A first-hand witness of the Holocaust, Agnes was born in to an upper-middle class Hungarian Jewish family in 1922 and her life was torn apart by the Nazi occupation of Hungary. She experienced the horror of being jammed into a train cattle car for the three-day trip to the notorious Auschwitz death camp and forced into slave labor in the Allendorf underground munitions factory. The war was nearly over when she was taken on a death march from which she managed to escape. When she returned, she wrote her personal account in dedication to a women she met at Auschwitz, A Girl Named Rose.

Hilmar is a native of Germany that argued passionately against the dangers of National Socialism. Hilmar authored four books; in Defeating the Totalitarian Lie: A Former Hitler Youth Warns America, Hilmar described his upbringing in Germany, the rise of Adolph Hitler and his indoctrination into the army. Hilmar was taken prisoner of war by the Soviets and managed to escape and later immigrated to America, where he made his home in Fairhope, Alabama. "Everything I write is based on my personal experience in Nazi Germany," he wrote. "I don't want to see a repetition." Hilmar passed away June 12th, 2012.

Violet was born 1922 and raised in Atlanta, Georgia, the youngest of three daughters.
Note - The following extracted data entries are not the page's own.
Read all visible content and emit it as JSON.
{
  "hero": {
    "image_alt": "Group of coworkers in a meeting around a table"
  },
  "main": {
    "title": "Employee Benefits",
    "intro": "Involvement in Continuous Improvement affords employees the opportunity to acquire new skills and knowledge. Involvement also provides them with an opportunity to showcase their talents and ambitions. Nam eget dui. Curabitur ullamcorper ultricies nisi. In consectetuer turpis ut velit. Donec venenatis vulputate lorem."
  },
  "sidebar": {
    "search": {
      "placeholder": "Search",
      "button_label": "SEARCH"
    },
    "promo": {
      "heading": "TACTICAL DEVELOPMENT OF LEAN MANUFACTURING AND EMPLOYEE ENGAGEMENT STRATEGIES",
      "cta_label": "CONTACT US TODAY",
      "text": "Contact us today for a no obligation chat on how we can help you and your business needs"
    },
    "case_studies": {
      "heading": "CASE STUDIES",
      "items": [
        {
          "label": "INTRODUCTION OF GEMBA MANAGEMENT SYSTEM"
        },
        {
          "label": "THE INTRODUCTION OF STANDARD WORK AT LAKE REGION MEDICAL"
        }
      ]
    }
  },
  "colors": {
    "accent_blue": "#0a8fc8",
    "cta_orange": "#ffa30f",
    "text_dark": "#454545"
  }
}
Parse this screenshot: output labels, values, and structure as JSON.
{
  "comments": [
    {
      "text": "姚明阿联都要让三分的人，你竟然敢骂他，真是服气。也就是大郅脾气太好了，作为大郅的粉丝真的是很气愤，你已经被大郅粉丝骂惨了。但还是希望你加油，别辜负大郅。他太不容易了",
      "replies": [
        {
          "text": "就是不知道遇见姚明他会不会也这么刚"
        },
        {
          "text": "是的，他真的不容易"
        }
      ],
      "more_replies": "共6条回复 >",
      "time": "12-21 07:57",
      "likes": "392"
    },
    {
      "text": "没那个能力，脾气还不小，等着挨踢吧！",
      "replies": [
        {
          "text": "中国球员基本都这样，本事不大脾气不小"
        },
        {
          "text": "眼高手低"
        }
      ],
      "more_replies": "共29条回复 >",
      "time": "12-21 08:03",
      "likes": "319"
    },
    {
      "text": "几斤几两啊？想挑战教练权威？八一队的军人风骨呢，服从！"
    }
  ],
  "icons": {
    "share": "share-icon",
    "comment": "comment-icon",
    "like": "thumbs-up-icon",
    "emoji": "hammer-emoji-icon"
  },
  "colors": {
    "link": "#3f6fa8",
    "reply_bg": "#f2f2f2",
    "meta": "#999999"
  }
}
She married Raymond Hirsch and they moved to Mobile, Alabama where they founded Bay Paper Company. Today, the company is run by their youngest son Alan. Their older son Rick is a critically acclaimed musician and song writer. In our film, Violet tells of experience as an American citizen during the Great Depression and World War II.

James was born in 1924 and raised in rural Martin, Tennessee. The son of a World War I veteran, James grew up in the depths of the depression and experienced true poverty firsthand. James served honorably in the European theater fighting to liberate one of the most notorious concentration camps Dachau. James earned two Bronze Stars in service to his country. After the war, James returned home and graduated from Vanderbilt University with a degree in mechanical engineering. James served as a Scoutmaster in the Boy Scouts of America for many years, and since retiring, has enjoyed spending time with his wife, children, and grandchildren.

Sibylle grew up in Germany under the abysmal economic conditions after World War I. She witnessed the horror of her country being taken over and wrecked by Nazi thugs and lived through the destruction of her family, the death of her father and oldest brother. She was sent to live out the war on a farm, far from the bombed-out cities, where she fed dozens, sometimes hundreds, of refugees every day and experienced the joy of welcoming the American Army with open arms. Soon after, she reunited with her mother and later with her brother Hilmar.

A native of Mobile, Alabama, Roland graduated from Auburn University with a degree in Chemical Engineering. He worked for Seagram's in the defense & plastics division in Louisville, Kentucky, until he was drafted in World War II. He served our country in the Pacific Theater of the war. After the war, he came back to Mobile and worked for his Uncle Dean Gup at Brian Gup Army Insurance Agency. He was called back to serve in the Korean War. Afterwards, he returned to Mobile, married his wife Jean and continued working in the insurance industry. Roland and Jean have two daughters, a son and five grandchildren.